My family is a tremendous group of preservers. I don’t mean packrats---although I’m sure there are plenty---I mean preservers. Of information. History.
We have family records, letters, journals, papers, wills, and so forth going back ages and ages. I know who my people were to a degree that extends beyond simply seeing a name on a page with years of birth and death.
Maybe I just mean I come from a long line of wordy and writing-oriented folks. Errr, that is to say, gifted with gab.
My people were frequently rabble rousers, such as the Scots who fought against the King and were offered the choice between "death" or "transport to the American colonies." The English, I suppose, figured death was preferable to ever stepping foot off one's native soil---even if one was a Scottish barbarian---and must have been surprised by the number who opted for transport.
They were often tremendously brave (or stupid, depending) and each time and opportunity for adventure came along, my ancestors tended to seize it with both hands. There are the stories and letters we still have as they pioneered across the largely unknown territory that is now the
Knowing my people---who they were, what they did, how they thought---makes me understand that some traits I have I come by very honestly.
And I love the anthropology of it all.
So I guess it wasn't much surprise that I was one person in my generation that the genealogy and family records were passed down to.
I thought it might be interesting to share snippets of the life these people lived.
Following is a letter from my great-grandmother to her sister. She wrote it in 1927. It's a thank you note for Christmas gifts, which is one reason why it appealed to me. It makes me think about what Christmas was, and what it has become. She is also dispensing kind but unsolicited advice as an elder sister often does to a younger sibling, even after both are grown.
Jan 3, 1927
My dear Sydda,
My, you just can't imagine how proud we all are of our Christmas. The children were so tickled over their shoes. And oh my, the handkerchief is so pretty! I don't know when I can ever use it unless it would be to your wedding. But there you are---I haven't even had an invite yet. You know two just getting married in the family is enough and I think you and David should wait 'til Spring and have a sure enough wedding with all the frills. How about it? I'm just crazy to help fix for it but if you go ahead now we can't. We haven't had near enough time since the warning. Maybe we could persuade Oscar to come. I believe he would and could all be to-gether again. He surely wouldn't miss such an important affair. And you know you are not planning to marry but once and I believe David would want you to have the best wedding you could have, and that's not so long.
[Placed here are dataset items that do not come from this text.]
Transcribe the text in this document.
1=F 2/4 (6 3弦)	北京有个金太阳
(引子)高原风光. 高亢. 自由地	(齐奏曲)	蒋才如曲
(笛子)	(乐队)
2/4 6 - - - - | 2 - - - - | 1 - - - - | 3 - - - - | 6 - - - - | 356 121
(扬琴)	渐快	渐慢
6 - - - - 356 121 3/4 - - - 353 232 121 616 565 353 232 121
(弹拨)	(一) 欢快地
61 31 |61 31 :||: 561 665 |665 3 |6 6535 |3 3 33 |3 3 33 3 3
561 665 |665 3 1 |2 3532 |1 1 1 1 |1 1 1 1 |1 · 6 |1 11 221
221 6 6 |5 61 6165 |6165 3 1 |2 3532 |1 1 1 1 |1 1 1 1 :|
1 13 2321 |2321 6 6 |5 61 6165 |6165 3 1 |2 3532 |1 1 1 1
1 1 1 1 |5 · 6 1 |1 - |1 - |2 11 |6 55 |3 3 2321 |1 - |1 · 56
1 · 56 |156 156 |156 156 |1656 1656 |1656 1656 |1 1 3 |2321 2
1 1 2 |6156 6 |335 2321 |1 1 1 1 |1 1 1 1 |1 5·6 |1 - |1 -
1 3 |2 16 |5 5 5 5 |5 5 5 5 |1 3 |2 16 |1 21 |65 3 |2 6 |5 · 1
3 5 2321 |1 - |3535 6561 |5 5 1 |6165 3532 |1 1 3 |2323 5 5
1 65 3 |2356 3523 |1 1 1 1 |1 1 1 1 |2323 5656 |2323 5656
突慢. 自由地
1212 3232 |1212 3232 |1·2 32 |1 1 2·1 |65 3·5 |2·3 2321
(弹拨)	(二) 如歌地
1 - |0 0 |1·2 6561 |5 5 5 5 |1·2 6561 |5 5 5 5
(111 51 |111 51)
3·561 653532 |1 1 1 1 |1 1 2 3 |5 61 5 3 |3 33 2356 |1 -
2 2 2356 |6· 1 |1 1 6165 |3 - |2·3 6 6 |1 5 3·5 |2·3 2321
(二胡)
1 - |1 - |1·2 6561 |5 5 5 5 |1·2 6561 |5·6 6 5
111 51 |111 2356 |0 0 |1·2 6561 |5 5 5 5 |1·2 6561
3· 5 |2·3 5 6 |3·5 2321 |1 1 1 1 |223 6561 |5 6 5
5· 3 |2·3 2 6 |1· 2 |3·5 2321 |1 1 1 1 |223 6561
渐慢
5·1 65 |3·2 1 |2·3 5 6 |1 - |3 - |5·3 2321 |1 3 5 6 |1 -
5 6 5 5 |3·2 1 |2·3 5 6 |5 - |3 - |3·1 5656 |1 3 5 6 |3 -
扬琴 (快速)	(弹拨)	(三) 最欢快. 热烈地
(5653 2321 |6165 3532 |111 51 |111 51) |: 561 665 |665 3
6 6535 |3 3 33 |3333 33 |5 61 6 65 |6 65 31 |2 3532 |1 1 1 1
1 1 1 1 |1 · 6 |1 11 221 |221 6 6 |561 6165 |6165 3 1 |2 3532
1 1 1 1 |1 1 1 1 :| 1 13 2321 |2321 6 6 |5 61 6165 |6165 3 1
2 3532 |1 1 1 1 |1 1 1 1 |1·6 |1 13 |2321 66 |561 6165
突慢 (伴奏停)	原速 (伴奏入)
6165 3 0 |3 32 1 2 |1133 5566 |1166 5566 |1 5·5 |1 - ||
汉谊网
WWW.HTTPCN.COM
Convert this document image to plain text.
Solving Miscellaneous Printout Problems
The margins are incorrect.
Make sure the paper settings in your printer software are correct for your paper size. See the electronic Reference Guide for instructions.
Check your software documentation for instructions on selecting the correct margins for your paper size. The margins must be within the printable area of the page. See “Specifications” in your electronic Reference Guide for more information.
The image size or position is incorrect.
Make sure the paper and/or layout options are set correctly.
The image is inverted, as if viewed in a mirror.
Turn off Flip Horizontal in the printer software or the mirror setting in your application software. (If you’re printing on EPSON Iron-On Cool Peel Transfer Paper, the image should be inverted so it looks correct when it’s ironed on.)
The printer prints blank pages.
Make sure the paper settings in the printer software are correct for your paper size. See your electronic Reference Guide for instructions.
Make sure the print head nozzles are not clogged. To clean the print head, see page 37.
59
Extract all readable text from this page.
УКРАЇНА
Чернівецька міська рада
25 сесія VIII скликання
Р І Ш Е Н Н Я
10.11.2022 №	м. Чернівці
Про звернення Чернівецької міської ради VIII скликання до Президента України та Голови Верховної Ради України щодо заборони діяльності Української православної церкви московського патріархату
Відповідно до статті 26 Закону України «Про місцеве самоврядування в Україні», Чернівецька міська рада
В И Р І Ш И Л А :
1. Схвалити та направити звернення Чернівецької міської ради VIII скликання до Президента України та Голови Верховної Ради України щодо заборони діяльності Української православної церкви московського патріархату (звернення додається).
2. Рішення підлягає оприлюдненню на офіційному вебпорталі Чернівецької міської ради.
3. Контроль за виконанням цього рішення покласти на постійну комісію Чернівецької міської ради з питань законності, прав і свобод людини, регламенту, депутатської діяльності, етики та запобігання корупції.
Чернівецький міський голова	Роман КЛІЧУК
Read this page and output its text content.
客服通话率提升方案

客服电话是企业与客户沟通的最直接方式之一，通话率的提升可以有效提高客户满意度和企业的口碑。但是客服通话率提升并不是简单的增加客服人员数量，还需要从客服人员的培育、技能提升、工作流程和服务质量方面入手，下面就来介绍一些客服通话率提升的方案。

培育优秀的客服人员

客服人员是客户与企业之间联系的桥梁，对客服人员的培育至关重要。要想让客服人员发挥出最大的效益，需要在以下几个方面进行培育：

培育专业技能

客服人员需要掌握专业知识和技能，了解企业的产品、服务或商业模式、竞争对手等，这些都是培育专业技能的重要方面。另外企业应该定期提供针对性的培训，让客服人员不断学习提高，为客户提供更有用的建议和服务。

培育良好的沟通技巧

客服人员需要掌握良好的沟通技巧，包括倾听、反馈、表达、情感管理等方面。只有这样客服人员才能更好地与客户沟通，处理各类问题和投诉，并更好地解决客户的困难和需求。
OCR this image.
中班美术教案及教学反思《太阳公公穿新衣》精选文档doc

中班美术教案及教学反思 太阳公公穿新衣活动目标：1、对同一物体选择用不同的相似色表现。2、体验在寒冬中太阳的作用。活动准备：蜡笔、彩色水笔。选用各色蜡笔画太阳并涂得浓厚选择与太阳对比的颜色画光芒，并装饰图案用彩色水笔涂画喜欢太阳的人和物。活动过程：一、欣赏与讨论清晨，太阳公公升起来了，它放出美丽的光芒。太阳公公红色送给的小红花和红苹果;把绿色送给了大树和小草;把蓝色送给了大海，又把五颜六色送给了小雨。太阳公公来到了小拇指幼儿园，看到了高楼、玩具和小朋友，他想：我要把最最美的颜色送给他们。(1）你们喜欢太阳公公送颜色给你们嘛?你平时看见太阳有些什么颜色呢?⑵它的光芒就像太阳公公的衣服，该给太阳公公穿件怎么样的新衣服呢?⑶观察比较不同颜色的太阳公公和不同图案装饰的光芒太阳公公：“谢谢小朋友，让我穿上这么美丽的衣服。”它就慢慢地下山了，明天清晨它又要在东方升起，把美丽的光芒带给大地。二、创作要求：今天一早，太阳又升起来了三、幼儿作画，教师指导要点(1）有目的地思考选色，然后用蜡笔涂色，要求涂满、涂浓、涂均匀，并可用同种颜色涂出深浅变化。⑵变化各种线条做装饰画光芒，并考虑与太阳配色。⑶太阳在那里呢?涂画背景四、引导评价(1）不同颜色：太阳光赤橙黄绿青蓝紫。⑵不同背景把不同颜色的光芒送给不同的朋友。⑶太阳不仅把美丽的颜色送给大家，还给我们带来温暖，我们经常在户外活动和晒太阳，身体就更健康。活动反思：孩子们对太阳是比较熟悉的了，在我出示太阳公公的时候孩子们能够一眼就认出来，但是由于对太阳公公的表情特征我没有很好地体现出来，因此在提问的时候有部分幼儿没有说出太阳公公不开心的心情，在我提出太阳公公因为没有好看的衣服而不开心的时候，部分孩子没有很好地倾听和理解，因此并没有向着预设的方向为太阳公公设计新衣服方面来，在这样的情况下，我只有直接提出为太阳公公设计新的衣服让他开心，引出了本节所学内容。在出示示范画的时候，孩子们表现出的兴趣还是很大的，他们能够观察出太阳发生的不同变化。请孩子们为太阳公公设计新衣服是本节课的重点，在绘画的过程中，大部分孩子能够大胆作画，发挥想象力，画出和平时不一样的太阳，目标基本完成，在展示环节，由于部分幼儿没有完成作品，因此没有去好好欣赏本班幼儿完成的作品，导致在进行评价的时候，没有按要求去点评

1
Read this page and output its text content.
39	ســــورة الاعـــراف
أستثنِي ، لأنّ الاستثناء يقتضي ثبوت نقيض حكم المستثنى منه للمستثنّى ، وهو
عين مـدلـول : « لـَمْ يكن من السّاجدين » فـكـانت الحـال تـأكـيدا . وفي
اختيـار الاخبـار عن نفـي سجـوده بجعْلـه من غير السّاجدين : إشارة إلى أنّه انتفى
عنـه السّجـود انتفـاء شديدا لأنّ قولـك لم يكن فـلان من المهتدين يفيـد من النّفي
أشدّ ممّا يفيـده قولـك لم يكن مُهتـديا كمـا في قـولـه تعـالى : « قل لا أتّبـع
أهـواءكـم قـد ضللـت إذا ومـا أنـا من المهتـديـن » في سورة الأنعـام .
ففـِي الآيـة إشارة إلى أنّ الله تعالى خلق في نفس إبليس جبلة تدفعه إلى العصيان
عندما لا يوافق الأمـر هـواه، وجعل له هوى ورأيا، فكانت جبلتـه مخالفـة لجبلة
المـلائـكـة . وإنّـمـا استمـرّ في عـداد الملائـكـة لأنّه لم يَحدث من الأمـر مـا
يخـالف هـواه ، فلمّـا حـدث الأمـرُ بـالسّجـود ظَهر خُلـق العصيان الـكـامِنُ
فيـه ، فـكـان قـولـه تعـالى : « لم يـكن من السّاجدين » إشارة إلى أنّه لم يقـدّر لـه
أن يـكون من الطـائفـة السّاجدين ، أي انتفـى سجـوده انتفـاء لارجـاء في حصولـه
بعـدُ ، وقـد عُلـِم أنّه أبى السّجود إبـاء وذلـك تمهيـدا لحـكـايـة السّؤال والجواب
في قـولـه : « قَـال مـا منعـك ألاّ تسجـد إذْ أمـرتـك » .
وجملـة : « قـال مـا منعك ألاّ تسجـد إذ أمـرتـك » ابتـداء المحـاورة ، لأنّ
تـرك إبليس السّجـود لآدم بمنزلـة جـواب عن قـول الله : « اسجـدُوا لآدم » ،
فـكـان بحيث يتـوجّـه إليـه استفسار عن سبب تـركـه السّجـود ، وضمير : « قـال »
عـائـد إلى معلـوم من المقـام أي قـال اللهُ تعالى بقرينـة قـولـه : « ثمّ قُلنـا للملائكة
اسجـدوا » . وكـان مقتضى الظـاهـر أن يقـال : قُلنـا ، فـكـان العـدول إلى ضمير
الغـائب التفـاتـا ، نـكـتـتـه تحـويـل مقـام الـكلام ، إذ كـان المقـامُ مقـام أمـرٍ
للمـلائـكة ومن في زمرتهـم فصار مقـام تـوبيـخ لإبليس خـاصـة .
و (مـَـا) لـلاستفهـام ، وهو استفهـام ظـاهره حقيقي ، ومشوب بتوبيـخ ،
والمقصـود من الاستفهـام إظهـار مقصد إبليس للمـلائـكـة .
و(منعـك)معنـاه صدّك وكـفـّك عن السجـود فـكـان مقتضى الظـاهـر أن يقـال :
Well Chism started back to school to-day. He's trying to comb his hair like Walter Morgan (one of the singers). We sure had some fine singing yesterday evening. You know Brother Killian was here. I looked for you all Saturday as Papa got a holiday. Was real disappointed.
I want to write some more letters. I don't get started writing very often so have to make some time when I'm in the notion.
Sure would love to have a letter from you telling me to start for the Spring. How about it?
Lots of love and greatest wishes for your happiness, Katie.
She wrote in cursive. Not the careful, neat, precise and measured handwriting so common the past when penmanship was a cornerstone of education. Instead she used a unique and clearly rushed hand, such as a mother of several small children might.
I never met this woman. She died two years later in 1929, after nursing people who had tuberculosis. Other than her letters, and stories from her friends and relatives, even her own children don’t really recall her.
I think it’s cool, though, that these pieces of her do survive, and bring her into the future, and give me a glimpse into the past.
What do you know of your history? How does it matter to you?